Ce choc n'avait pas grand intérêt sportif, si ce n'est celui de servir la machine promotionnelle d'Eddie Hearn. Rappelons-le : après ses tests positifs aux substances interdites, qui auraient dû, dans un monde normal, écarter Benn des rings pour une période indéfinie, ce dernier est revenu dans le haut niveau quelques années après sa première confrontation avortée avec Chris Eubank Jr.
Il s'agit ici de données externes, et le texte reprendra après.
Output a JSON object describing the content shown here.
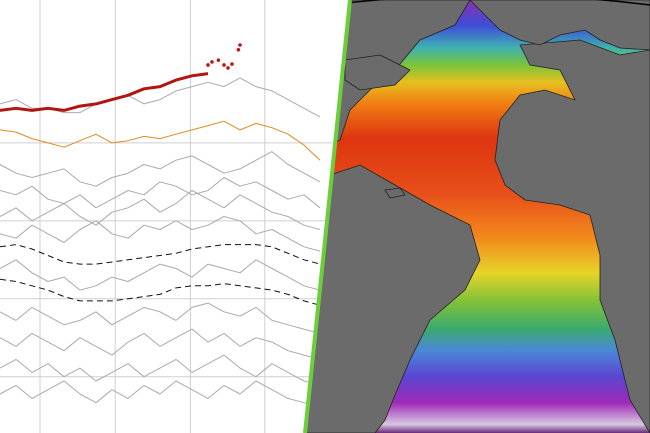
{
  "chart_data": {
    "type": "line",
    "x": [
      0,
      2,
      4,
      6,
      8,
      10,
      12,
      14,
      16,
      18,
      20,
      22,
      24,
      26,
      28,
      30,
      32,
      34,
      36,
      38,
      40
    ],
    "xlim": [
      0,
      40
    ],
    "ylim": [
      0,
      10
    ],
    "xticks": [
      5,
      14.4,
      23.8,
      33.1
    ],
    "yticks": [
      1.3,
      3.1,
      4.9,
      6.7
    ],
    "grid": true,
    "tick_labels": false,
    "series": [
      {
        "color": "#aaaaaa",
        "values": [
          7.6,
          7.7,
          7.5,
          7.5,
          7.4,
          7.4,
          7.6,
          7.7,
          7.8,
          7.6,
          7.7,
          7.9,
          8.0,
          8.1,
          8.0,
          8.2,
          8.0,
          7.9,
          7.7,
          7.5,
          7.3
        ]
      },
      {
        "color": "#aaaaaa",
        "values": [
          6.2,
          6.0,
          5.9,
          6.0,
          6.1,
          5.8,
          5.7,
          5.9,
          6.0,
          6.2,
          6.1,
          6.3,
          6.4,
          6.2,
          6.0,
          6.1,
          6.3,
          6.5,
          6.2,
          6.0,
          5.8
        ]
      },
      {
        "color": "#aaaaaa",
        "values": [
          5.6,
          5.5,
          5.7,
          5.4,
          5.3,
          5.5,
          5.2,
          5.4,
          5.6,
          5.5,
          5.8,
          5.7,
          5.5,
          5.6,
          5.9,
          5.7,
          5.8,
          5.6,
          5.4,
          5.5,
          5.2
        ]
      },
      {
        "color": "#aaaaaa",
        "values": [
          5.0,
          5.2,
          4.9,
          5.1,
          5.3,
          5.0,
          4.8,
          5.1,
          5.2,
          5.4,
          5.1,
          5.3,
          5.6,
          5.4,
          5.2,
          5.5,
          5.3,
          5.1,
          5.0,
          4.8,
          4.7
        ]
      },
      {
        "color": "#aaaaaa",
        "values": [
          4.6,
          4.5,
          4.8,
          4.6,
          4.4,
          4.7,
          4.9,
          4.6,
          4.5,
          4.8,
          4.7,
          4.9,
          4.7,
          4.8,
          5.0,
          4.9,
          4.6,
          4.7,
          4.5,
          4.3,
          4.2
        ]
      },
      {
        "color": "#aaaaaa",
        "values": [
          3.8,
          4.0,
          3.7,
          3.5,
          3.6,
          3.3,
          3.4,
          3.6,
          3.5,
          3.7,
          3.9,
          3.8,
          3.6,
          3.9,
          3.8,
          3.7,
          4.0,
          3.8,
          3.6,
          3.4,
          3.3
        ]
      },
      {
        "color": "#aaaaaa",
        "values": [
          2.8,
          2.6,
          2.9,
          2.7,
          2.5,
          2.6,
          2.8,
          2.5,
          2.7,
          2.9,
          2.8,
          2.6,
          2.9,
          3.0,
          2.8,
          2.7,
          2.9,
          2.6,
          2.5,
          2.4,
          2.3
        ]
      },
      {
        "color": "#aaaaaa",
        "values": [
          2.2,
          2.0,
          2.3,
          2.1,
          1.9,
          2.2,
          2.0,
          1.8,
          2.1,
          2.3,
          2.0,
          2.2,
          2.4,
          2.1,
          2.3,
          2.0,
          2.2,
          2.1,
          1.9,
          1.8,
          1.7
        ]
      },
      {
        "color": "#aaaaaa",
        "values": [
          1.5,
          1.7,
          1.4,
          1.6,
          1.3,
          1.5,
          1.2,
          1.4,
          1.6,
          1.3,
          1.5,
          1.7,
          1.4,
          1.6,
          1.8,
          1.5,
          1.3,
          1.6,
          1.4,
          1.2,
          1.1
        ]
      },
      {
        "color": "#aaaaaa",
        "values": [
          0.9,
          1.1,
          0.8,
          1.0,
          1.2,
          0.9,
          0.7,
          1.0,
          0.8,
          1.1,
          0.9,
          1.2,
          1.0,
          0.8,
          1.1,
          0.9,
          1.2,
          1.0,
          0.8,
          0.7,
          0.6
        ]
      },
      {
        "color": "#111111",
        "dashed": true,
        "values": [
          4.3,
          4.35,
          4.25,
          4.1,
          3.95,
          3.9,
          3.9,
          3.95,
          4.0,
          4.05,
          4.1,
          4.15,
          4.25,
          4.3,
          4.35,
          4.35,
          4.35,
          4.3,
          4.15,
          4.0,
          3.9
        ]
      },
      {
        "color": "#111111",
        "dashed": true,
        "values": [
          3.55,
          3.5,
          3.4,
          3.3,
          3.15,
          3.05,
          3.05,
          3.05,
          3.1,
          3.15,
          3.2,
          3.35,
          3.4,
          3.4,
          3.45,
          3.4,
          3.35,
          3.3,
          3.2,
          3.05,
          2.95
        ]
      },
      {
        "color": "#e08a1e",
        "values": [
          7.0,
          6.95,
          6.8,
          6.7,
          6.6,
          6.75,
          6.9,
          6.7,
          6.75,
          6.85,
          6.8,
          6.9,
          7.0,
          7.1,
          7.2,
          7.0,
          7.15,
          7.05,
          6.9,
          6.65,
          6.3
        ]
      },
      {
        "color": "#b0150f",
        "width": 3,
        "values": [
          7.45,
          7.5,
          7.45,
          7.5,
          7.45,
          7.55,
          7.6,
          7.7,
          7.8,
          7.95,
          8.0,
          8.15,
          8.25,
          8.3,
          null,
          null,
          null,
          null,
          null,
          null,
          null
        ]
      }
    ],
    "points": {
      "color": "#c0161a",
      "x": [
        26,
        26.5,
        27.3,
        28,
        28.5,
        29,
        29.8,
        30
      ],
      "values": [
        8.5,
        8.57,
        8.61,
        8.5,
        8.43,
        8.52,
        8.85,
        8.96
      ]
    }
  }
}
Depuis son retour — et depuis qu'il ne doit plus recourir à des produits interdits — Benn a clairement du mal à s'imposer comme boxeur de premier plan. Ce combat en est une nouvelle démonstration : face à un Prograis vieillissant, il a certes dominé, mais il a aussi reçu énormément de coups et a été coupé à plusieurs reprises. Une victoire logique, loin d'être une victoire facile.
La question reste entière : pourquoi Eddie Hearn s'évertue-t-il à faire de Conor Benn une star ? La boxe a toujours eu ses grandes figures — des hommes qui se sont imposés par leur talent et leur charisme, pas uniquement par la force de leur promoteur. Aujourd'hui, parmi les amateurs éclairés, peu sont convaincus que Benn possède ce qu'il faut pour s'installer au sommet. Son public semble davantage composé de fans d'image que de fans de boxe. Si la prochaine étape est un Shakur Stevenson ou un Devin Haney — des boxeurs nettement au-dessus de lui sur le plan technique — ce sera pour eux un grand nom facile à ajouter à une fiche de carrière soigneusement gérée. Ce qu'on a vu face à Prograis, version déclinante, ne laisse pas présager de miracles.
Pour Regis Prograis, en revanche, il faut parler de fin. À 37 ans, il avait déjà inquiété contre Joseph Diaz — un boxeur qui a débuté dans les catégories super-plume, bien loin du super-welter — qui l'avait blessé à plusieurs reprises. Prograis avait gagné ce soir-là, mais tout le monde se posait déjà la question. Ce combat contre Benn a dû lui rapporter un beau chèque, mais il est temps de savoir raccrocher les gants. Ce n'est pas une critique : Prograis a été un grand champion, il nous a offert de grands combats. Mais à voir comment son corps encaisse aujourd'hui, pour sa santé, il doit s'arrêter. On espère qu'il le fera.
Cette soirée ne restera pas dans les mémoires — et c'est peut-être là le vrai problème. Dans les mois à venir, on aura droit à un Benn vs Ryan Garcia ou un Benn vs Shakur Stevenson annoncé à grand bruit, vendu comme un événement majeur. Ce sera surtout un combat fait pour les réseaux, pas pour la boxe.